Banyana coach Desiree Ellis celebrates with her Cosafa Cup winners' medal. Photo: Samuel Shivambu/BackpagePix
Banyana coach Desiree Ellis celebrates with her Cosafa Cup winners' medal. Photo: Samuel Shivambu/BackpagePix
Ellis holds the Cosafa trophy alongside captain Refiloe Jane. Photo: Sydney Mahlangu/BackpagePix
Ellis holds the Cosafa trophy alongside captain Refiloe Jane. Photo: Sydney Mahlangu/BackpagePix

JOHANNESBURG - Desiree Ellis never got to see the penalty which Lebohang Ramalepe converted to put Banyana Banyana through into this year’s Cosafa Women’s Championship final after beating Zambia 5-3 on penalties.

And that’s because her eyes where completely shut with her face facing up towards heaven.

At the back of her mind, the Banyana interim coach knew very well that it would be counted as a disgrace on her side not to have reached the final hurdle of the competition, given the standing Banyana hold in the Caf rankings.

In this Cosafa Women’s Championship, which ended this past Sunday in Bulawayo, South Africa were the top ranked side in the competition with their fifth place standing, while Zimbabwe, a side which made them work for their money on the final day of the competition, are ranked seven places below them.

Ellis, who is now one of a precious few former players to win a tournament both on the pitch and as a coach, said that it felt really great to have won her first gold medal from the sidelines, while also adding that she was still in the dark with regards to who Safa will appoint as the new Banyana coach leading up to next year’s Women’s Afcon qualifiers.

“It wasn’t easy in the beginning because a transition from assistant to being a head coach it’s a very tough one,” Ellis said. “I’ve made a few bad tactical decisions in one or two matches before but I grew from those experiences. And that’s just how football is. It is all part of the game. Coaching is about making a decision and learning from it (if it doesn’t work in your favour).

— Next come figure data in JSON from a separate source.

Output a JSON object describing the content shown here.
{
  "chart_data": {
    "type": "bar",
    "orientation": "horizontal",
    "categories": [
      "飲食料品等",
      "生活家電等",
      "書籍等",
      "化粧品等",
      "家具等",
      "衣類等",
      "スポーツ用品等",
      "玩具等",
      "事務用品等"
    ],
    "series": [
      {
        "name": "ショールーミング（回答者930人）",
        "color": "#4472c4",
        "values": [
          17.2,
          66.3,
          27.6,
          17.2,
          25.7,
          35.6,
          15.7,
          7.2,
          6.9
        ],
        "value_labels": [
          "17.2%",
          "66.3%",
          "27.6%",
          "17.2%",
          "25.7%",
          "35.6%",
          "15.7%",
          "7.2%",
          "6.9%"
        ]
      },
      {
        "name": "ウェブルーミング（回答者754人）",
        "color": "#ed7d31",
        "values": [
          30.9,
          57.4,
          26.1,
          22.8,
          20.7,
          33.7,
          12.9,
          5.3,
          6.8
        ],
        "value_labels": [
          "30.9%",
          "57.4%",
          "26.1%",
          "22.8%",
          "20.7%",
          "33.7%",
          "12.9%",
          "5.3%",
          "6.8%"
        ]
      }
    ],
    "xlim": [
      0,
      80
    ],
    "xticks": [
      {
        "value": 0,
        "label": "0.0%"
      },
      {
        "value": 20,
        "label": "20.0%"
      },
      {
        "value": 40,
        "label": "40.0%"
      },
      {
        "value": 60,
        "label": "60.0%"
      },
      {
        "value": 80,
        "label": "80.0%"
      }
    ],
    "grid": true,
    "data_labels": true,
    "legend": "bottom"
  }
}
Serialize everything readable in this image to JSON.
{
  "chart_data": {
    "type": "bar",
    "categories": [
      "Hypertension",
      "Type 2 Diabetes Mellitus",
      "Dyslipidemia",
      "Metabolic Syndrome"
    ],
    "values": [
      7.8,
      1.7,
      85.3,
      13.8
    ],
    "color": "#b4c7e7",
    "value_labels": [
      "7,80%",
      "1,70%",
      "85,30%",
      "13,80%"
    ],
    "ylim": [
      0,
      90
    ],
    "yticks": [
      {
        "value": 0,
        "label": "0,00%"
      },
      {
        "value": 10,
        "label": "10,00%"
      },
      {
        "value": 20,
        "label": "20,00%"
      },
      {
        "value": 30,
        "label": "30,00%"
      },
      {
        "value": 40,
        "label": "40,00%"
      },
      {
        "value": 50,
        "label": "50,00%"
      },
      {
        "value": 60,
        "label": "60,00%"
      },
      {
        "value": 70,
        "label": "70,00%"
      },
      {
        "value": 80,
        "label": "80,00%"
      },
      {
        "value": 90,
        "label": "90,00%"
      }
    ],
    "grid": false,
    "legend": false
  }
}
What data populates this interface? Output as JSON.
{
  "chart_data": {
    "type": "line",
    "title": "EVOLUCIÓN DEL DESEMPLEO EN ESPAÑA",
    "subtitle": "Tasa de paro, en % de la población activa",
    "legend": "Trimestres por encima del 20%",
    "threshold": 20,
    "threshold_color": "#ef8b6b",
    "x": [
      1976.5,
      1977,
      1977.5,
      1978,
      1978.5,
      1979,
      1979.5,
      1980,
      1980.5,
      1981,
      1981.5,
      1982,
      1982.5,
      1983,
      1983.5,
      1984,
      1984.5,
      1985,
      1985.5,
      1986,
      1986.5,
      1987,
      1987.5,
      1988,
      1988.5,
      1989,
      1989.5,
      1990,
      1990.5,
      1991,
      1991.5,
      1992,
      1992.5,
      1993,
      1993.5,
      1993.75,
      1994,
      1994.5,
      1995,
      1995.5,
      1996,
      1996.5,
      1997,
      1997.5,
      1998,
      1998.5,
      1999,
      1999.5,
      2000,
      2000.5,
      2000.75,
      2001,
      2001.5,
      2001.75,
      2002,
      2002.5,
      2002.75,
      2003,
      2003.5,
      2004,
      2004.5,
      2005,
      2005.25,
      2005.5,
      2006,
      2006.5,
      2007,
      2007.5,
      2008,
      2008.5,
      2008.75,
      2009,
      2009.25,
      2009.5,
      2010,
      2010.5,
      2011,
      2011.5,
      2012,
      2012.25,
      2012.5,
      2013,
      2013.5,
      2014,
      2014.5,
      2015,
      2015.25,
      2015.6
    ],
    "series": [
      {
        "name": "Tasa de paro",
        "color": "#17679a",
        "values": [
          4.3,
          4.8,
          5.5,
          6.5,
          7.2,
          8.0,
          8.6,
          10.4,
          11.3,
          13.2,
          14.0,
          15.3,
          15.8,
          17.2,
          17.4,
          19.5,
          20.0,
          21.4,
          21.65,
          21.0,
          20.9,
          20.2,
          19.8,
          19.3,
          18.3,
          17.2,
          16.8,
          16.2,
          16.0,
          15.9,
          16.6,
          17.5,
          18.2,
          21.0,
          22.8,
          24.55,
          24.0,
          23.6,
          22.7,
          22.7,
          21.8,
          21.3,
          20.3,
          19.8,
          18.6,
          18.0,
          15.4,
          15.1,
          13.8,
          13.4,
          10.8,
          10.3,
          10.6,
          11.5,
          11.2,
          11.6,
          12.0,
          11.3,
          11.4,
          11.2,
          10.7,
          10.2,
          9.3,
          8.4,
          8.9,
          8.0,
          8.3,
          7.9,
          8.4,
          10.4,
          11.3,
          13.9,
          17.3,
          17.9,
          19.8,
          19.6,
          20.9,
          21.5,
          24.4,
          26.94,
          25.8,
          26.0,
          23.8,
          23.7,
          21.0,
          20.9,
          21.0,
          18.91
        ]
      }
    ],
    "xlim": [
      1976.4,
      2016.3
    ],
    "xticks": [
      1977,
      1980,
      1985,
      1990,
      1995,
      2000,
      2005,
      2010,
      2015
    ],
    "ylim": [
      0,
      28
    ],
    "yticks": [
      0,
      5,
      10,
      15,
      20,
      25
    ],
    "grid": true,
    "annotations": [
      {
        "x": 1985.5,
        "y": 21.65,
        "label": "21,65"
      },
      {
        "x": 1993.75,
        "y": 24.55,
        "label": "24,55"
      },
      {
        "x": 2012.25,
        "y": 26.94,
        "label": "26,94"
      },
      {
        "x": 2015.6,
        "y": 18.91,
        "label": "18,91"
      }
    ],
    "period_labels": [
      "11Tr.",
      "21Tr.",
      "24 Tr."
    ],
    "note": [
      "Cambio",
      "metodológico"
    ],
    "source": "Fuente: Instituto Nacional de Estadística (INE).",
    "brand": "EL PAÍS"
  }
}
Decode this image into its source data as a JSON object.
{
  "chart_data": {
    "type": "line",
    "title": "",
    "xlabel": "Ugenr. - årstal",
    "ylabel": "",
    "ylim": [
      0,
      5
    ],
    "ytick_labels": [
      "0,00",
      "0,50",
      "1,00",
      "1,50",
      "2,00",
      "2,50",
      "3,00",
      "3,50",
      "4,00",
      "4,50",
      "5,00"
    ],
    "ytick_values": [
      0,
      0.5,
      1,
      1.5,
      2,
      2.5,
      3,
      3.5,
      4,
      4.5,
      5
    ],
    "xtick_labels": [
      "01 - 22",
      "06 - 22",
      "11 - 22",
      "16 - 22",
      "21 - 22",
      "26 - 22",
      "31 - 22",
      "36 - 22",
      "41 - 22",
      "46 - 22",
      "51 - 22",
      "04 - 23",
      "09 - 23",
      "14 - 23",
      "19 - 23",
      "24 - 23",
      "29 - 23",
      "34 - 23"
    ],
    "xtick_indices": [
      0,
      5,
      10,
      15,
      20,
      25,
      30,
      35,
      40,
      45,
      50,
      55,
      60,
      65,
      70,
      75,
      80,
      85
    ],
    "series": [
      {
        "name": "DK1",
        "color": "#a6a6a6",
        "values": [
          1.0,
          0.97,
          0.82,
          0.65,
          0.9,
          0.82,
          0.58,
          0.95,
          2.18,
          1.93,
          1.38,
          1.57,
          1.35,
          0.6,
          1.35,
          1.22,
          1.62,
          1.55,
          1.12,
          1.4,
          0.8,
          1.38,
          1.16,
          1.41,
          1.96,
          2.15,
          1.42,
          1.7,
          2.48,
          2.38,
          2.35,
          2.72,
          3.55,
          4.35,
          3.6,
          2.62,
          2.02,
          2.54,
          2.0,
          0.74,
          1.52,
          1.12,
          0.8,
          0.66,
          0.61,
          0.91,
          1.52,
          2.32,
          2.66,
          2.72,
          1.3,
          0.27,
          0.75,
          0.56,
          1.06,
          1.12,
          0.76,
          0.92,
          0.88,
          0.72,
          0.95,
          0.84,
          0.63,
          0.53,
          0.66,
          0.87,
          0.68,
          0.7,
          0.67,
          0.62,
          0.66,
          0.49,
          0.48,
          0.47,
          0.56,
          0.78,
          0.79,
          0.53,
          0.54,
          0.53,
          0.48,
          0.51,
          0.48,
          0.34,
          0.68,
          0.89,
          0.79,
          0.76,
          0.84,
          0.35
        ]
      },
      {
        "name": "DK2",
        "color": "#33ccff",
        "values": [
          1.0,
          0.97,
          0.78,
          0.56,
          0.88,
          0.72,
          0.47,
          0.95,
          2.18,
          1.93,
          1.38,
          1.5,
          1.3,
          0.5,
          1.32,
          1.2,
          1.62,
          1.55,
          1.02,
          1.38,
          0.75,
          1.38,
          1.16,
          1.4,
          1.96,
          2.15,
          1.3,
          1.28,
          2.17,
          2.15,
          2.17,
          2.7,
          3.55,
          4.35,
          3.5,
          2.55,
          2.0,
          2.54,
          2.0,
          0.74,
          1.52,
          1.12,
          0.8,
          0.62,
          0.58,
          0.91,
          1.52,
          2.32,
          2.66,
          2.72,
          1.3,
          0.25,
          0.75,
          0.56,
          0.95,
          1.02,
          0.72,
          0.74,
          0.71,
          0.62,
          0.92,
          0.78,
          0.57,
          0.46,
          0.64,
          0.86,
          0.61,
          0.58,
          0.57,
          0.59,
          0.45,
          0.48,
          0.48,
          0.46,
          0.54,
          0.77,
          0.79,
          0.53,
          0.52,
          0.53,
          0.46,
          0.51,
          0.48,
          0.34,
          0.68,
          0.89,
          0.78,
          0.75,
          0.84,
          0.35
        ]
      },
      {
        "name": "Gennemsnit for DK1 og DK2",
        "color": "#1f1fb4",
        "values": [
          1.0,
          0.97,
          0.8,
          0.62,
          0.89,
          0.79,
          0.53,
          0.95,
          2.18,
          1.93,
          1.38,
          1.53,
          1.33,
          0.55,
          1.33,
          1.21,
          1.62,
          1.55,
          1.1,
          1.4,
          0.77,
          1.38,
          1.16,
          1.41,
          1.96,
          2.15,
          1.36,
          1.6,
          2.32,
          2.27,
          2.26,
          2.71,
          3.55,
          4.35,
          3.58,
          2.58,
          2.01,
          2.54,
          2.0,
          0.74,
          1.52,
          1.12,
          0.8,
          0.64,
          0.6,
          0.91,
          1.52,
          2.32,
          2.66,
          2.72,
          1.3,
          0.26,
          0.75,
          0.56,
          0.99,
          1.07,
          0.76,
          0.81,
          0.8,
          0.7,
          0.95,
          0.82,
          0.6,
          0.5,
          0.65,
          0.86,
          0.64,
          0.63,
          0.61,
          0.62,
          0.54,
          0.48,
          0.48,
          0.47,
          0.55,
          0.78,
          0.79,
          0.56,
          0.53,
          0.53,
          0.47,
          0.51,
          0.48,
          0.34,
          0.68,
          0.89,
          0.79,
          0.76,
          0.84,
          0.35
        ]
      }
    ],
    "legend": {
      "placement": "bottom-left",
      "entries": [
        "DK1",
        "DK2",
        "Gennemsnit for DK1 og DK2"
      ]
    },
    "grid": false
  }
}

“And I can safely say now that I’ve grown as a coach and I now fully understand my players and a whole lot of things better now. I also like to blood in new players into the Banyana set up and I must say that this group have performed extremely well in this tournament. 

"We’ve broaden our selection pool and that’s the other thing that makes me really happy,” Ellis added. “I don’t want to worry myself about other things now because what’s important we won this championship.”

But whether winning this championship title will work in her favour to convince her Safa bosses to reconsider giving her the Banyana coaching post instead of bringing in a new face from Europe, only time will tell.

However, Ellis has not been shy to admit before that she would gladly welcome the challenge of leading the national side as the official head coach, should she be given the coaching job.